To comply with the legal requirements of The Coal Authority, their Permit Form has to be obtained, signed, and returned prior to any physical investigation commencing.
Trenching with an excavator can be used to locate very shallow mineworkings and outcrops which are within 6 metres of the ground surface.
Drilling is used to investigate deeper mineworkings. The investigation of shallow coal mineworkings is usually limited to 30 metres below ground level. Only if old workings are unusually large or the ground particularly weak is this 30 metre depth limit exceeded.
Unless exceptionally heavy foundation loads are to be imposed on the ground by a proposed building, drilling is by open-hole techniques whereby rock cuttings from the bit are flushed up the hole and identified as drilling progresses.
Core drilling is used when rock strength needs to be determined by crushing cores in a laboratory.
Plans of coal workings are kept by The Coal Authority at the Mining Records Office in Mansfield on behalf of the Health & Safety Executive and are available for inspection by appointment.
Old topographical surveys, including estate plans and tithe maps as well as the Ordnance Survey, may also show the locations of mineshafts and mining sites.
The Geological Survey has records of mining and has published maps showing coal outcrops together with some mining details since the late nineteenth century.

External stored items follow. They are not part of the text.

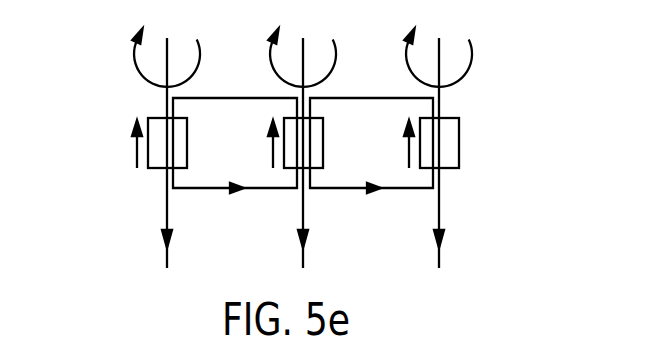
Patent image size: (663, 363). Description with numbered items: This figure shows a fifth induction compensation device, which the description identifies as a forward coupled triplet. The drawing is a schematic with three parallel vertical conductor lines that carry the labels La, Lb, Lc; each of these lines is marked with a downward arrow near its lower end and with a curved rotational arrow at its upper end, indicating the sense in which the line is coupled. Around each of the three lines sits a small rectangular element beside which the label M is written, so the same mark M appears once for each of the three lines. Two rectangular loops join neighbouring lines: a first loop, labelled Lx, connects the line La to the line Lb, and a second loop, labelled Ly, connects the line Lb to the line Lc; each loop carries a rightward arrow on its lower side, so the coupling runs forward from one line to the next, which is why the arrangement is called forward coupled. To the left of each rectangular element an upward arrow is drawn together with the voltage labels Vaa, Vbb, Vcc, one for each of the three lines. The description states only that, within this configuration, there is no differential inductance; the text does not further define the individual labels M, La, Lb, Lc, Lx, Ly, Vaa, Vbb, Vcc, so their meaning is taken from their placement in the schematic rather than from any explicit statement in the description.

The mutual inductance M is at (315, 138).
The phase a line inductance / current La is at (179, 153).
The phase b line inductance / current Lb is at (316, 153).
The phase c line inductance / current Lc is at (451, 153).
The coupling loop inductance x Lx is at (235, 161).
The coupling loop inductance y Ly is at (371, 161).
The phase a induced voltage Vaa is at (117, 145).
The phase b induced voltage Vbb is at (253, 145).
The phase c induced voltage Vcc is at (389, 145).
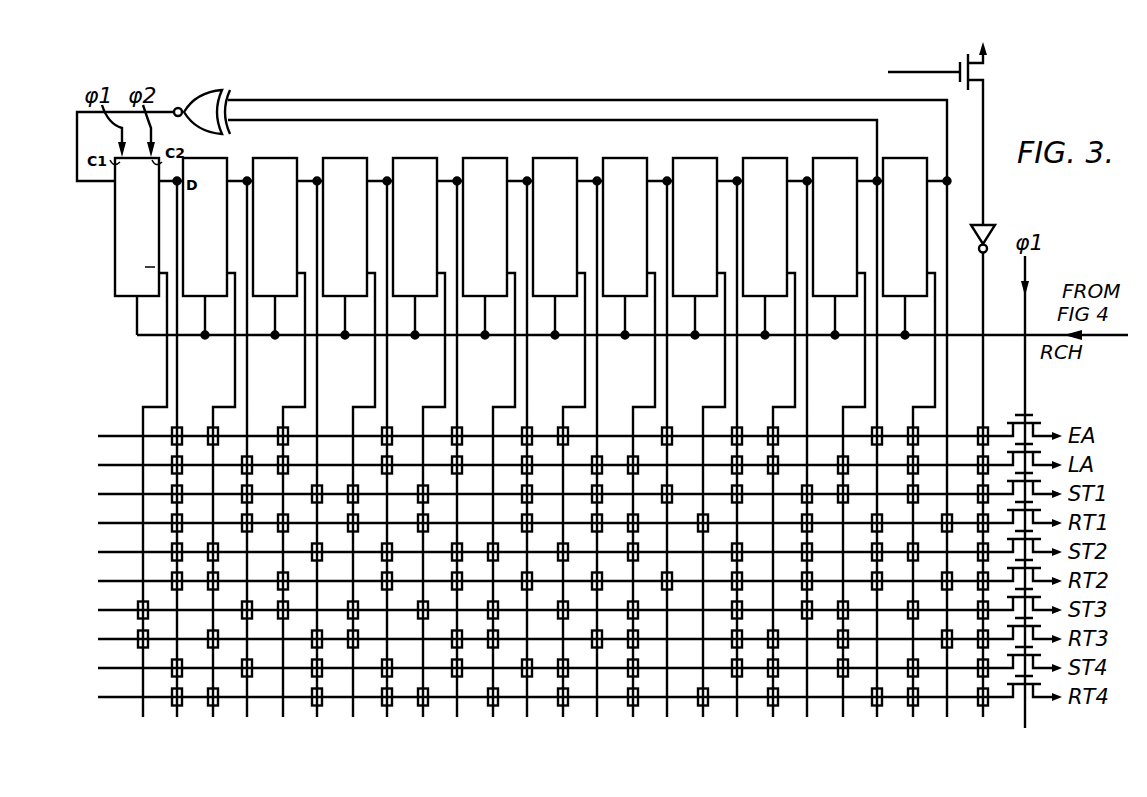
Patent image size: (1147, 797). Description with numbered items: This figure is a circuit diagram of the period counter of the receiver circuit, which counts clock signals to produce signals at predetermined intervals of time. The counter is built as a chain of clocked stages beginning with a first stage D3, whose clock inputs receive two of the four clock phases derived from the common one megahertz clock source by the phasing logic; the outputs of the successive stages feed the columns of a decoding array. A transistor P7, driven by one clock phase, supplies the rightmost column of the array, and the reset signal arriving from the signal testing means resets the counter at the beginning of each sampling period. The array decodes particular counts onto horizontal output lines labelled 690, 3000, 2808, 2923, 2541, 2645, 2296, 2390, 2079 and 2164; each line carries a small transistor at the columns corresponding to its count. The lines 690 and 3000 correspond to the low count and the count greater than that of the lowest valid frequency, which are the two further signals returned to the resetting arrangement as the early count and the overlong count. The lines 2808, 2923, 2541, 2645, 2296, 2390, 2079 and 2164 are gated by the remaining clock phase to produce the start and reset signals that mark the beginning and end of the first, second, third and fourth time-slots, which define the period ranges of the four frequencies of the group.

The term shallow mineworkings usually refers to those mineworkings which have the potential to cause ground subsidence if the workings were still open.
This subsidence is caused by the collapse of the roof of mining tunnel, with the overlying strata falling downwards to fill the void and thereby forming a crater at ground level if the workings are less than 30 metres below ground level. Subsidence from deeper mining will have ceased by now and is not considered a risk.
To prevent subsidence from shallow mineworkings, it is necessary to infill any open tunnels with a cement based grout.
A grid of boreholes at 6 metre centres is drilled over the bearing area of a proposed building, and grout pumped down the holes and into any voids which might remain.
This remedial work will prevent subsidence, but because the ground may have already been weakened by previous subsidence, reinforced foundations are used for new buildings.